Na era das mídias sociais, constata-se a presença imperiosa do que se pode chamar de “economia da recomendação”, influenciando tendências, padrões de comportamento, desejos e atitudes de consumo. Desta forma, o sofrimento parece ser proporcional às pressões mercadológicas, que ditam propensões/tendências de consumo e altas exigências; quanto maiores as expectativas, maior o sofrimento diante da não satisfação das mesmas.

Assim, em virtude das constantes mudanças e da imprevisibilidade, intensificam-se a insegurança, a ansiedade e o estresse. Na cultura do descartável, da gratificação imediata, os vínculos também são frágeis; como se o valor de uma pessoa fosse definido pelo número de curtidas; as pessoas se conectam e se desconectam; evidencia-se a superficialidade das relações, o não aprofundamento. Na lógica do consumismo, para seguir uma tendência ou fazer parte de um grupo, buscam-se ideais ou a satisfação de desejos que não são próprios; desta forma, impera o sentimento de ausência de sentido e o vazio existencial.

Diante disso, como cuidar da saúde mental?

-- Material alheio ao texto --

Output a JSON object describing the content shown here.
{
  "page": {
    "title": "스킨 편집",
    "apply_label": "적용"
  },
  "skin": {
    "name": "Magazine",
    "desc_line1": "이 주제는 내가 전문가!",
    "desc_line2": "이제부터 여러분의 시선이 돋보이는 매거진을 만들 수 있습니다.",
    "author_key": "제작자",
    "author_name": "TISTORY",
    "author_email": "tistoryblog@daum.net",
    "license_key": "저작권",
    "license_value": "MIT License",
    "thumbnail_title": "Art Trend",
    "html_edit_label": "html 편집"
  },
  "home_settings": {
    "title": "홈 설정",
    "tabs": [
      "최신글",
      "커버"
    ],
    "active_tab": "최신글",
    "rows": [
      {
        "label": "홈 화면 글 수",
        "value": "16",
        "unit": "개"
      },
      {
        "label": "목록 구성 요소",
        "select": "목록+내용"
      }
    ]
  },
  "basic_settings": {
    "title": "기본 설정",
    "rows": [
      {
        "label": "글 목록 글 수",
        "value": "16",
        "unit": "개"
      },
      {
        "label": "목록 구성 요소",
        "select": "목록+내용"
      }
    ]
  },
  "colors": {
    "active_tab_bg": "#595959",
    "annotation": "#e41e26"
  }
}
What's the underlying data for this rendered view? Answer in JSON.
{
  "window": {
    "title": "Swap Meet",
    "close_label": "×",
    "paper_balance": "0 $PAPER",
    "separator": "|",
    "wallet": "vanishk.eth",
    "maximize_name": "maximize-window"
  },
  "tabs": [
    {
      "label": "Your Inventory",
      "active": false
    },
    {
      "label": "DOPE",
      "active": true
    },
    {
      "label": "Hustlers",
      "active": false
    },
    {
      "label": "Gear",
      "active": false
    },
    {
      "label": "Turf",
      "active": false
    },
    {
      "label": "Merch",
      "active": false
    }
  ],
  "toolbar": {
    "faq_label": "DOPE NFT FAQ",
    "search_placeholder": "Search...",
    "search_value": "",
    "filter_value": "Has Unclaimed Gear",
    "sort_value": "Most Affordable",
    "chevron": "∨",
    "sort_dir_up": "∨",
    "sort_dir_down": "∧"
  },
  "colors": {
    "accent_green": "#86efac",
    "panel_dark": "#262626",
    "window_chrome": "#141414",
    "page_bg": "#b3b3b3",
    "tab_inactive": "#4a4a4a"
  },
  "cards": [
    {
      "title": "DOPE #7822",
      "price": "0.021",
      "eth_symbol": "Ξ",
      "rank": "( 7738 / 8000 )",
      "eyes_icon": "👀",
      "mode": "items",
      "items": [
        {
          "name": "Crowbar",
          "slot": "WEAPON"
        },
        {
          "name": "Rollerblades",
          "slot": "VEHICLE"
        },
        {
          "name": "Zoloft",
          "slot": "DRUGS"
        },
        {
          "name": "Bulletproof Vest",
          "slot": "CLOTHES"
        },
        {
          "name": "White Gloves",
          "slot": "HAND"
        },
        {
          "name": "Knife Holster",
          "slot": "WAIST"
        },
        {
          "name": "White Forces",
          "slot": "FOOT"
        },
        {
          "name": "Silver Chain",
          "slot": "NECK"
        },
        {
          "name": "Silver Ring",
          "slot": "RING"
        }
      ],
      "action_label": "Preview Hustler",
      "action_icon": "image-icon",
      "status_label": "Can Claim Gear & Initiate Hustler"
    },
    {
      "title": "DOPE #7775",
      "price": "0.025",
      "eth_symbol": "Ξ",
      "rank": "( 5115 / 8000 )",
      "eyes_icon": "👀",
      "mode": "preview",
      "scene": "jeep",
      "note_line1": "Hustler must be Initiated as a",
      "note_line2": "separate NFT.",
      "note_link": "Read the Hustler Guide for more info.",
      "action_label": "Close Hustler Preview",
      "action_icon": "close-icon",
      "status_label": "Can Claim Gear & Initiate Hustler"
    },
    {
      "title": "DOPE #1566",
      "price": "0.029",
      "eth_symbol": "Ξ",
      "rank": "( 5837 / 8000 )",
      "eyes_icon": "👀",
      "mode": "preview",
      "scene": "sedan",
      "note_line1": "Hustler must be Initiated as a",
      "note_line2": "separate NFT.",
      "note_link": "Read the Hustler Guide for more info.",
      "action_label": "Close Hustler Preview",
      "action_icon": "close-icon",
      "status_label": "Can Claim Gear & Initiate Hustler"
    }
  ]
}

Há um tempo, o Ministério da Saúde lançou uma campanha com o slogan “Pratique hábitos saudáveis. Melhore sua qualidade de vida. Seu corpo e sua mente agradecem”, e com a imagem de um continuum que relaciona vários aspectos que temos de ter em conta ao se pensar o cuidado em saúde mental. Nesta imagem, são levantados os seguintes pontos: “não tenha vergonha de buscar ajuda de profissionais”; “não abra mão de boas noites de sono”; “reforce seus laços de amizade”; “reserve um tempo para curtir a vida e a convivência com os outros”; “viva intensamente seus momentos em família”; “pratique atividades físicas”; “mantenha uma alimentação saudável”; “e lembre-se: você não é um super-herói. Reconheça seus limites e viva a vida intensamente!”.

Considerando o exposto acima, destaco alguns pontos fundamentais para o cuidado em saúde mental: atividade física regular; adoção de padrões de sono saudáveis; alimentação saudável; equilíbrio hormonal e vitamínico; sol; desenvolvimento de enfrentamento, resolução de problemas e habilidades interpessoais; aprender a administrar emoções; ambientes de apoio na família, na escola e na comunidade (RELAÇÕES); hobbies terapêuticos (estratégias para lidar com o estresse); espiritualidade/religiosidade; admitir a própria vulnerabilidade; buscar ajuda.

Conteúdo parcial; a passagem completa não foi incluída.